Елена потягивается, некрасиво зевает и не произносит ни слова. Потом одевается, торопливо, бесстыдно. Несколько секунд она стоит голая и безжалостно дергает груди, укладывая их в тесных чашках из розового шелка, после этого натягивает трусы и расправляет их пальцами в пахах. Эта грубая обнаженность движений делает ее похожей на проститутку, которая без стеснения выказывает свое отвращение клиенту, проспавшему с ней ночь. Моя жена похожа на проститутку! Чудовищно! Когда мы только поженились, я очень любил смотреть, как Елена одевается, мне нравилась стыдливость ее движений, грация, с которой она касалась самых незначительных предметов своего туалета, и нежность ее тела.

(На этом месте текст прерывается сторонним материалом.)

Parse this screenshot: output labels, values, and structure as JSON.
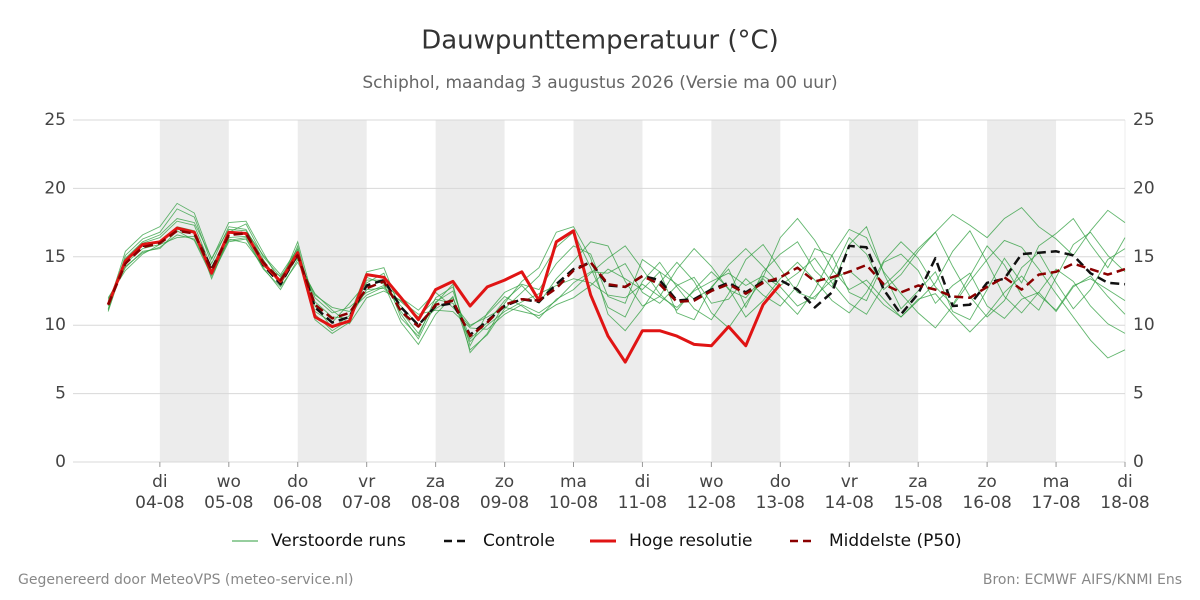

И теперь по воскресеньям Елена одевается так же изящно, как и в первые дни замужества, потому что по воскресеньям поезда не отправляются на заре, и солнце уже высоко, когда мы встаем с постели. Но воскресенье странный, взбалмошный день. В этот день пустые часы превращаются в скуку, проходят почти в ожидании.